Online Endpoint
Overview
Online endpoints are used for online (real-time) inferencing. They deploy models behind a web server that can return predictions under the HTTP protocol.
You may use them when:
- you have low-latency requirements
- your model can answer the request in a relatively short amount of time
- your model's inputs fit on the HTTP payload of the request
- you need to scale up in term of number of request
We recommend you use Kubernetes online endpoints.
Model deployment example
Description
Submit pipelines, deploys on AI-Platforms
The emphasis of the notebook is on the deployment of the trained model to an online endpoint.
The notebook includes:
- A 3-stage training pipeline (train → analyze → score)
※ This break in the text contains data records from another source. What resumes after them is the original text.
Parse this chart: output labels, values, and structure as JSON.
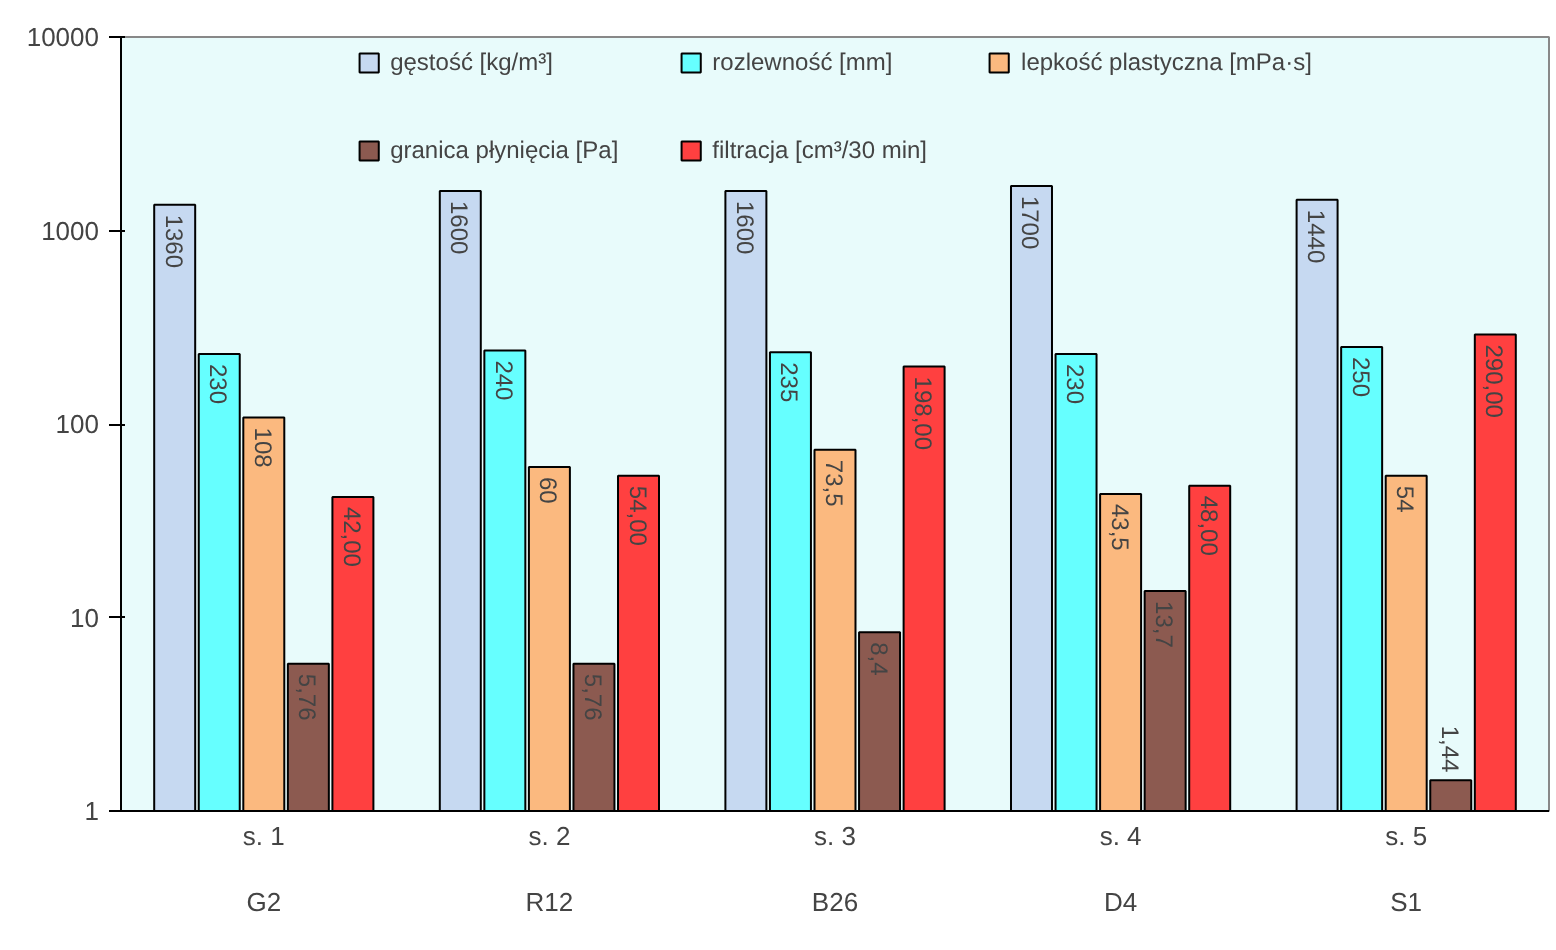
{
  "chart_data": {
    "type": "bar",
    "categories": [
      "s. 1\nG2",
      "s. 2\nR12",
      "s. 3\nB26",
      "s. 4\nD4",
      "s. 5\nS1"
    ],
    "log": true,
    "ylim": [
      1,
      10000
    ],
    "yticks": [
      1,
      10,
      100,
      1000,
      10000
    ],
    "grid": false,
    "legend": "top",
    "series": [
      {
        "name": "gęstość [kg/m³]",
        "color": "#c6d9f1",
        "values": [
          1360,
          1600,
          1600,
          1700,
          1440
        ],
        "value_labels": [
          "1360",
          "1600",
          "1600",
          "1700",
          "1440"
        ]
      },
      {
        "name": "rozlewność [mm]",
        "color": "#66ffff",
        "values": [
          230,
          240,
          235,
          230,
          250
        ],
        "value_labels": [
          "230",
          "240",
          "235",
          "230",
          "250"
        ]
      },
      {
        "name": "lepkość plastyczna [mPa·s]",
        "color": "#fbb97f",
        "values": [
          108,
          60,
          73.5,
          43.5,
          54
        ],
        "value_labels": [
          "108",
          "60",
          "73,5",
          "43,5",
          "54"
        ]
      },
      {
        "name": "granica płynięcia [Pa]",
        "color": "#8c5a50",
        "values": [
          5.76,
          5.76,
          8.4,
          13.7,
          1.44
        ],
        "value_labels": [
          "5,76",
          "5,76",
          "8,4",
          "13,7",
          "1,44"
        ]
      },
      {
        "name": "filtracja [cm³/30 min]",
        "color": "#ff4040",
        "values": [
          42.0,
          54.0,
          198.0,
          48.0,
          290.0
        ],
        "value_labels": [
          "42,00",
          "54,00",
          "198,00",
          "48,00",
          "290,00"
        ]
      }
    ]
  }
}
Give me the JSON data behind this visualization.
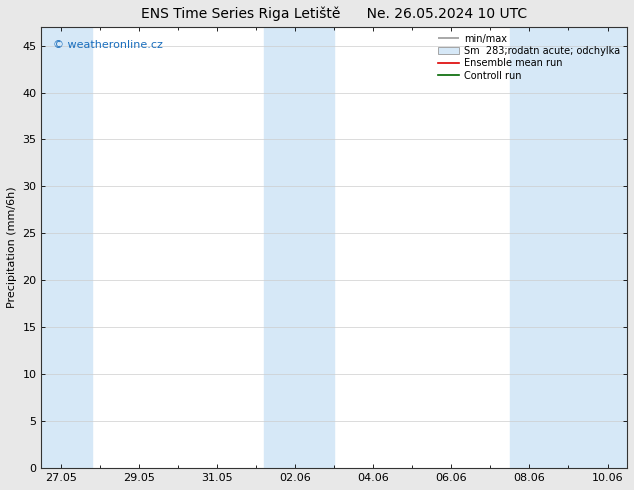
{
  "title_left": "ENS Time Series Riga Letiště",
  "title_right": "Ne. 26.05.2024 10 UTC",
  "ylabel": "Precipitation (mm/6h)",
  "watermark": "© weatheronline.cz",
  "watermark_color": "#1a6ebd",
  "background_color": "#e8e8e8",
  "plot_bg_color": "#ffffff",
  "shaded_band_color": "#d6e8f7",
  "yticks": [
    0,
    5,
    10,
    15,
    20,
    25,
    30,
    35,
    40,
    45
  ],
  "ymax": 47,
  "ymin": 0,
  "shaded_columns": [
    {
      "xmin": -0.5,
      "xmax": 0.8
    },
    {
      "xmin": 5.2,
      "xmax": 7.0
    },
    {
      "xmin": 11.5,
      "xmax": 14.5
    }
  ],
  "x_tick_labels": [
    "27.05",
    "29.05",
    "31.05",
    "02.06",
    "04.06",
    "06.06",
    "08.06",
    "10.06"
  ],
  "x_tick_positions": [
    0,
    2,
    4,
    6,
    8,
    10,
    12,
    14
  ],
  "xmin": -0.5,
  "xmax": 14.5,
  "grid_color": "#cccccc",
  "grid_linestyle": "-",
  "grid_alpha": 0.8,
  "title_fontsize": 10,
  "label_fontsize": 8,
  "tick_fontsize": 8,
  "legend_fontsize": 7
}
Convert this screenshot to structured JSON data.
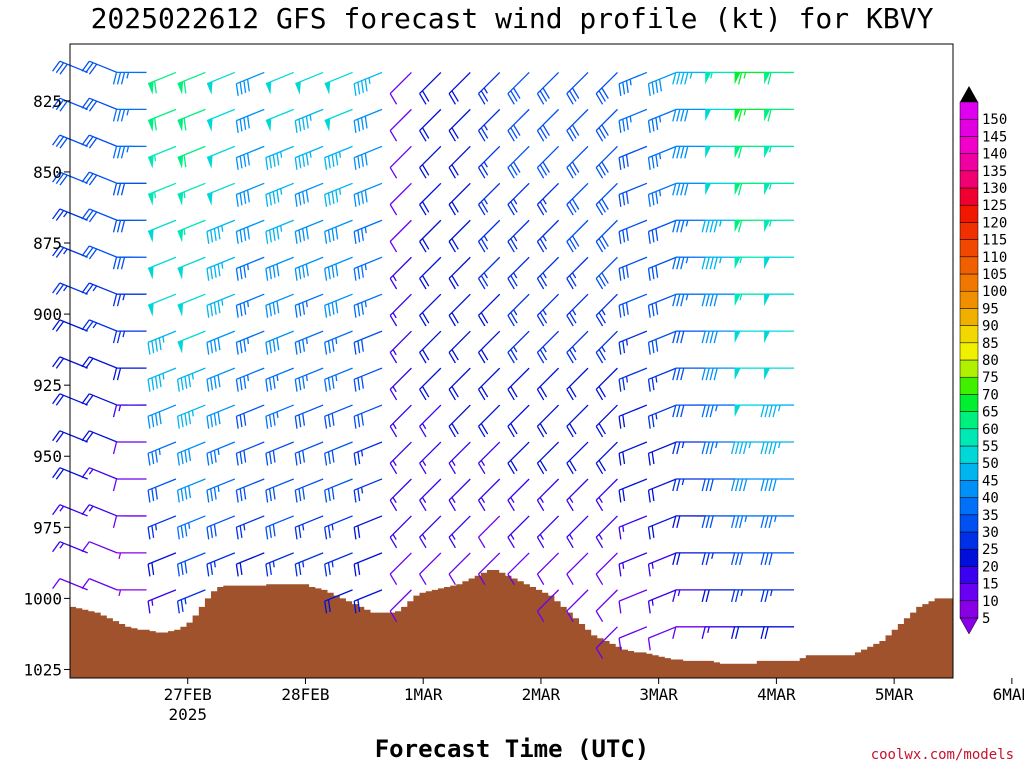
{
  "chart_data": {
    "type": "wind_barb_profile",
    "title": "2025022612 GFS forecast wind profile (kt) for KBVY",
    "xlabel": "Forecast Time (UTC)",
    "credit": "coolwx.com/models",
    "y_axis": {
      "ticks": [
        825,
        850,
        875,
        900,
        925,
        950,
        975,
        1000,
        1025
      ],
      "tick_labels": [
        "825",
        "850",
        "875",
        "900",
        "925",
        "950",
        "975",
        "1000",
        "1025"
      ],
      "range": [
        1028,
        805
      ]
    },
    "x_axis": {
      "ticks": [
        "27FEB",
        "28FEB",
        "1MAR",
        "2MAR",
        "3MAR",
        "4MAR",
        "5MAR",
        "6MAR"
      ],
      "tick_sublabels": [
        "2025",
        "",
        "",
        "",
        "",
        "",
        "",
        ""
      ],
      "range_days": [
        -0.5,
        7.0
      ]
    },
    "colorbar": {
      "labels": [
        "5",
        "10",
        "15",
        "20",
        "25",
        "30",
        "35",
        "40",
        "45",
        "50",
        "55",
        "60",
        "65",
        "70",
        "75",
        "80",
        "85",
        "90",
        "95",
        "100",
        "105",
        "110",
        "115",
        "120",
        "125",
        "130",
        "135",
        "140",
        "145",
        "150"
      ],
      "colors": [
        "#8a00e6",
        "#6a00f2",
        "#3a00f0",
        "#0010d8",
        "#0030e6",
        "#0050f2",
        "#0070f8",
        "#0090f8",
        "#00b4f0",
        "#00d8d8",
        "#00e8b4",
        "#00f080",
        "#00f030",
        "#40f000",
        "#b0f000",
        "#f0f000",
        "#f0d800",
        "#f0b000",
        "#f09000",
        "#f07800",
        "#f06000",
        "#f04800",
        "#f03000",
        "#f01800",
        "#f00030",
        "#f00070",
        "#f000a0",
        "#f000c8",
        "#e000e0",
        "#e000f0"
      ]
    },
    "terrain": {
      "color": "#a0522d",
      "surface_pressure": [
        1003,
        1003.5,
        1004,
        1004.5,
        1005,
        1006,
        1007,
        1008,
        1009,
        1010,
        1010.5,
        1011,
        1011,
        1011.5,
        1012,
        1012,
        1011.5,
        1011,
        1010,
        1008.5,
        1006,
        1003,
        1000,
        997.5,
        996,
        995.5,
        995.5,
        995.5,
        995.5,
        995.5,
        995.5,
        995.5,
        995,
        995,
        995,
        995,
        995,
        995,
        995,
        996,
        996.5,
        997,
        998,
        999,
        1000,
        1001,
        1002,
        1003,
        1004,
        1005,
        1005,
        1005,
        1005,
        1004.5,
        1003,
        1001,
        999,
        998,
        997.5,
        997,
        996.5,
        996,
        995.5,
        995,
        994,
        993,
        992,
        991,
        990,
        990,
        991,
        992,
        993,
        994,
        995,
        996,
        997,
        998,
        999,
        1001,
        1003,
        1005,
        1007,
        1009,
        1011,
        1013,
        1014,
        1015,
        1016,
        1017,
        1018,
        1018.5,
        1019,
        1019,
        1019.5,
        1020,
        1020.5,
        1021,
        1021.5,
        1021.5,
        1022,
        1022,
        1022,
        1022,
        1022,
        1022.5,
        1023,
        1023,
        1023,
        1023,
        1023,
        1023,
        1022,
        1022,
        1022,
        1022,
        1022,
        1022,
        1022,
        1021,
        1020,
        1020,
        1020,
        1020,
        1020,
        1020,
        1020,
        1020,
        1019,
        1018,
        1017,
        1016,
        1015,
        1013,
        1011,
        1009,
        1007,
        1005,
        1003,
        1002,
        1001,
        1000,
        1000,
        1000
      ]
    },
    "barbs": {
      "levels": [
        815,
        828,
        841,
        854,
        867,
        880,
        893,
        906,
        919,
        932,
        945,
        958,
        971,
        984,
        997,
        1010
      ],
      "columns": [
        {
          "t": -0.35,
          "base": "sw",
          "speeds": [
            30,
            30,
            28,
            28,
            26,
            26,
            24,
            22,
            22,
            20,
            18,
            18,
            16,
            14,
            12,
            10
          ]
        },
        {
          "t": -0.1,
          "base": "sw",
          "speeds": [
            32,
            32,
            30,
            30,
            28,
            28,
            26,
            24,
            22,
            20,
            18,
            16,
            14,
            12,
            10,
            8
          ]
        },
        {
          "t": 0.15,
          "base": "w",
          "speeds": [
            35,
            34,
            33,
            32,
            30,
            28,
            26,
            24,
            20,
            16,
            12,
            10,
            8,
            6,
            5,
            5
          ]
        },
        {
          "t": 0.4,
          "base": "wnw",
          "speeds": [
            60,
            58,
            55,
            55,
            52,
            50,
            48,
            46,
            44,
            40,
            35,
            30,
            25,
            20,
            15,
            10
          ]
        },
        {
          "t": 0.65,
          "base": "wnw",
          "speeds": [
            62,
            60,
            58,
            56,
            55,
            52,
            50,
            48,
            46,
            44,
            42,
            38,
            35,
            30,
            25,
            20
          ]
        },
        {
          "t": 0.9,
          "base": "wnw",
          "speeds": [
            50,
            50,
            48,
            48,
            46,
            45,
            44,
            42,
            40,
            38,
            36,
            34,
            30,
            26,
            22,
            18
          ]
        },
        {
          "t": 1.15,
          "base": "wnw",
          "speeds": [
            40,
            40,
            40,
            38,
            38,
            36,
            36,
            35,
            34,
            32,
            30,
            28,
            25,
            22,
            18,
            14
          ]
        },
        {
          "t": 1.4,
          "base": "wnw",
          "speeds": [
            50,
            48,
            46,
            45,
            44,
            42,
            40,
            38,
            36,
            35,
            32,
            30,
            28,
            25,
            22,
            18
          ]
        },
        {
          "t": 1.65,
          "base": "wnw",
          "speeds": [
            48,
            46,
            44,
            42,
            40,
            38,
            36,
            35,
            34,
            32,
            30,
            28,
            26,
            24,
            20,
            16
          ]
        },
        {
          "t": 1.9,
          "base": "wnw",
          "speeds": [
            50,
            48,
            46,
            44,
            42,
            40,
            38,
            36,
            34,
            32,
            30,
            28,
            26,
            24,
            22,
            18
          ]
        },
        {
          "t": 2.15,
          "base": "wnw",
          "speeds": [
            44,
            42,
            40,
            38,
            36,
            35,
            34,
            32,
            30,
            28,
            26,
            24,
            22,
            20,
            18,
            14
          ]
        },
        {
          "t": 2.4,
          "base": "nw",
          "speeds": [
            10,
            10,
            10,
            12,
            12,
            14,
            14,
            15,
            15,
            16,
            16,
            15,
            14,
            12,
            10,
            8
          ]
        },
        {
          "t": 2.65,
          "base": "nw",
          "speeds": [
            20,
            20,
            20,
            20,
            20,
            20,
            20,
            18,
            18,
            16,
            16,
            14,
            14,
            12,
            10,
            10
          ]
        },
        {
          "t": 2.9,
          "base": "nw",
          "speeds": [
            22,
            22,
            22,
            22,
            22,
            22,
            20,
            20,
            18,
            18,
            16,
            14,
            14,
            12,
            10,
            10
          ]
        },
        {
          "t": 3.15,
          "base": "nw",
          "speeds": [
            25,
            25,
            25,
            25,
            24,
            24,
            22,
            22,
            20,
            18,
            16,
            14,
            12,
            10,
            10,
            10
          ]
        },
        {
          "t": 3.4,
          "base": "nw",
          "speeds": [
            28,
            28,
            28,
            26,
            26,
            26,
            24,
            24,
            22,
            20,
            18,
            16,
            14,
            12,
            10,
            10
          ]
        },
        {
          "t": 3.65,
          "base": "nw",
          "speeds": [
            28,
            28,
            28,
            26,
            26,
            26,
            24,
            24,
            22,
            20,
            18,
            16,
            14,
            12,
            10,
            10
          ]
        },
        {
          "t": 3.9,
          "base": "nw",
          "speeds": [
            30,
            30,
            30,
            28,
            28,
            26,
            26,
            24,
            22,
            20,
            18,
            16,
            14,
            12,
            10,
            10
          ]
        },
        {
          "t": 4.15,
          "base": "nw",
          "speeds": [
            32,
            32,
            30,
            30,
            28,
            28,
            26,
            24,
            22,
            20,
            18,
            16,
            14,
            12,
            10,
            10
          ]
        },
        {
          "t": 4.4,
          "base": "wnw",
          "speeds": [
            34,
            34,
            32,
            32,
            30,
            30,
            28,
            26,
            24,
            22,
            20,
            18,
            16,
            14,
            12,
            10
          ]
        },
        {
          "t": 4.65,
          "base": "wnw",
          "speeds": [
            38,
            36,
            36,
            34,
            32,
            32,
            30,
            28,
            26,
            24,
            22,
            20,
            18,
            16,
            14,
            12
          ]
        },
        {
          "t": 4.9,
          "base": "w",
          "speeds": [
            44,
            42,
            40,
            38,
            36,
            35,
            34,
            32,
            30,
            28,
            26,
            24,
            22,
            20,
            16,
            12
          ]
        },
        {
          "t": 5.15,
          "base": "w",
          "speeds": [
            54,
            52,
            50,
            48,
            46,
            44,
            42,
            40,
            38,
            36,
            34,
            30,
            28,
            24,
            20,
            16
          ]
        },
        {
          "t": 5.4,
          "base": "w",
          "speeds": [
            66,
            64,
            62,
            60,
            58,
            56,
            54,
            52,
            50,
            48,
            44,
            40,
            36,
            30,
            25,
            20
          ]
        },
        {
          "t": 5.65,
          "base": "w",
          "speeds": [
            60,
            58,
            56,
            56,
            54,
            52,
            50,
            50,
            48,
            46,
            44,
            40,
            36,
            30,
            24,
            18
          ]
        }
      ]
    },
    "grid": false,
    "legend": "right colorbar"
  }
}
- Model registration from the pipeline output
- Creates a Kubernetes Online Endpoint
- Deploys the model using
KubernetesOnlineDeployment - Configures compute and resource constraints
- Sets traffic to the deployment
- Includes a curl-based test for online inference
Instructions
-
Go to the repository folder with the notebook example and associated files and folders:
-
Copy the
train-on-ai-platform-aks.ipynbto your development environment in AI platform. -
Before running the notebook to deploy the pipeline, ensure your environment is properly set up and the few configuration values (like workspace and compute names) are filled in.
-
Follow the instructions in the notebook and run the code cells.